If I asked him not to go, he wouldn't go. But I'm upset that he even wants to go.

I disagree completely here. Have you never heard of babysitters so you can go out to dinner? Really?

magratvonlipwig · 09/09/2023 10:11

Within 6 weeks of c section, a weekend away comes under thoughtless twat.
Add the guests coming , the not doing aaaaalll the cleaning before he went, and youve 2 other kids, it becomes selfish thoughtless twat.

House doesnt need be spotless, and he has arranged assistance with the older 2, but hes clearly not being as supportive as he thinks he is, and isnt considering your physical nor mental recovery from pregnancy and c section.

Could you move in with family and tell him youll be back when its all cleaned ready for guests ?

magratvonlipwig · 09/09/2023 10:13

This!

sgtmajormum · 09/09/2023 10:52

No way in hell would I put up with this!

As you say it's the fact that he wants to go and doesn't give two hoots about the enormity of the stress it's going to put you under.
You should have another adult with you the whole time not just having the older kids overnight. You still won't be able to lift heavy things.

Give his golf clubs away on Freecycle!

Bertiesmum3 · 09/09/2023 11:10

When I had my children, my partner had the 2 weeks off that men were entitled to!
I had a 3 year old, a 12 month old and a new born, I just got on and done anything that needed doing, 2 hours after C-Section they got me up and walking, there was none of this staying in bed and getting help

CharlotteB866 · 09/09/2023 11:16

The reason he's off is to support you and to take care of his responsibilities. I wouldn't be happy either.

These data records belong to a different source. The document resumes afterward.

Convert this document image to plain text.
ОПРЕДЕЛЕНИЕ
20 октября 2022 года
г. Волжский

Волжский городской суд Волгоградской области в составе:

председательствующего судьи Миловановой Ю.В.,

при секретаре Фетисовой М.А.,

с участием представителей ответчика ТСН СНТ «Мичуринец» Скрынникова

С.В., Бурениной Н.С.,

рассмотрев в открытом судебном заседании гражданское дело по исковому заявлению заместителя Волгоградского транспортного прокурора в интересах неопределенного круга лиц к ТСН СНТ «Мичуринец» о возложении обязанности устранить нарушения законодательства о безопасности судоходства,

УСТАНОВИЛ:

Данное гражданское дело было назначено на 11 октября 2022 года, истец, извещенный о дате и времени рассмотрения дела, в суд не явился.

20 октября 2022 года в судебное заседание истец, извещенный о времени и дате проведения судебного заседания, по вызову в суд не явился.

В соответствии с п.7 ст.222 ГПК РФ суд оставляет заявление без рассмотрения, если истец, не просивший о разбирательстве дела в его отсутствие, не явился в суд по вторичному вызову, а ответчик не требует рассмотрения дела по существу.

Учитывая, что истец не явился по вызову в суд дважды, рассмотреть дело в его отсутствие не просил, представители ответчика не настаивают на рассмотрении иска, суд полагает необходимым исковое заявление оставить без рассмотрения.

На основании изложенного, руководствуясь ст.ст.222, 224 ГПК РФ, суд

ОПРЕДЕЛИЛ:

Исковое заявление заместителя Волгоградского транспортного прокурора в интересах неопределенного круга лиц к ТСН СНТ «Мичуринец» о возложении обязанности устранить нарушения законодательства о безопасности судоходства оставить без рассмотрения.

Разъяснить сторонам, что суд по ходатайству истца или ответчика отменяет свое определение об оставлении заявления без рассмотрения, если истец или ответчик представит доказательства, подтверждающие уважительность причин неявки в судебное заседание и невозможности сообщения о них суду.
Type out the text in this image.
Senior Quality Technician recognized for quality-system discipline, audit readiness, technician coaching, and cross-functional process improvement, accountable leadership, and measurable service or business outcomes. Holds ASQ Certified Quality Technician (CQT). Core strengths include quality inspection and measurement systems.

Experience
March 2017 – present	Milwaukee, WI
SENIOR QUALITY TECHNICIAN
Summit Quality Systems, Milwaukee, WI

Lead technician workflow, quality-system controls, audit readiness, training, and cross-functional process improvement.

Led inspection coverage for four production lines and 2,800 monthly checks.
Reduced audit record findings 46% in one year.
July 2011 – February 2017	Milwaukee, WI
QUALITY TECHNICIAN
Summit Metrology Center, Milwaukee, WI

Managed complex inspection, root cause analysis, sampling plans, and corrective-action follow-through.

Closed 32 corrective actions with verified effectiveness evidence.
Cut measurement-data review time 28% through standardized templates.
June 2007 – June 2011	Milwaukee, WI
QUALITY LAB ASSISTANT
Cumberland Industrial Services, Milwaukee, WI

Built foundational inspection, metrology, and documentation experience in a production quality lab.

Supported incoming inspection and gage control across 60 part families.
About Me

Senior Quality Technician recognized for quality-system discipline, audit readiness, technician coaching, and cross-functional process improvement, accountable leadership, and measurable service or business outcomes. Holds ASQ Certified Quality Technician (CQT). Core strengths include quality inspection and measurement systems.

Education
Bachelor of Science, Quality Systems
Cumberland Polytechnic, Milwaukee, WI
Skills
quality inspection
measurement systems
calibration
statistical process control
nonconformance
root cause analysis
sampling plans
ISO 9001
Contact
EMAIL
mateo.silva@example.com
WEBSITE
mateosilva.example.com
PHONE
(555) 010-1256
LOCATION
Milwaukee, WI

I remember after my C Section, my Husband wasn't great with the housework and it drove me mad looking at things that needed doing but he did what he thought was needed to keep the house clean and he was always there for emotional support. Which is the main thing. He should be supporting you. Not leaving his family to play Golf 🤦 It's not surprising that you're not happy.

Allyliz · 09/09/2023 11:37

I wish men could actually understand the pain after a c section... your husband sounds pretty selfish... he's prioritising his golf trip over you and your family and he should have been keeping the house and especially the bathroom very clean..you've just had major surgery for gods sake...not to mention a new baby in the house...you are completely entitled to moan and complain about him behaving like an arse, get in an agency to professionally clean your house and to order take aways the whole time he's away to give yourself a peaceful and restful time feel no guilt and charge it all to him...if he can afford a boys golf weekend he can certainly afford to treat his wife...put your feet up x

CwmYoy · 09/09/2023 11:42

He's a selfish prick, OP. But you know that.

WonderingWanda · 09/09/2023 11:45

I think this is totally unreasonable of him. You are recovering from major surgery, it's dangerous. What if your 4 year old is injured or unwell and you are unable to lift him. I say this as someone who's dh did have go away 2 weeks after I gave birth but the massive difference was it was for work and I had not had a c section.

BackOfTheMum5net · 09/09/2023 11:47

He’s a dick.

I’m sorry he’s not pulling his weight.

WonderingWanda · 09/09/2023 11:47

I've just seen your reply where you say he wouldn't go if you asked him not to. I think you really need to tell him to stay. Don't engage in an argument, simply tell him you are unable to look after the children on your own. Also please make a list of jobs which need doing around the house and tell him he can do those instead.

HuckleberryBlackcurrant · 09/09/2023 11:47

@ohboohoo

We go out for dinner 3 times a year. His bday, my bday and our anniversary. Our in laws babysit at those times.

OP posts:
HuckleberryBlackcurrant · 09/09/2023 11:48

@WonderingWanda

He's already halfway through his trip, but I do need to talk to him about it. I should have done it before.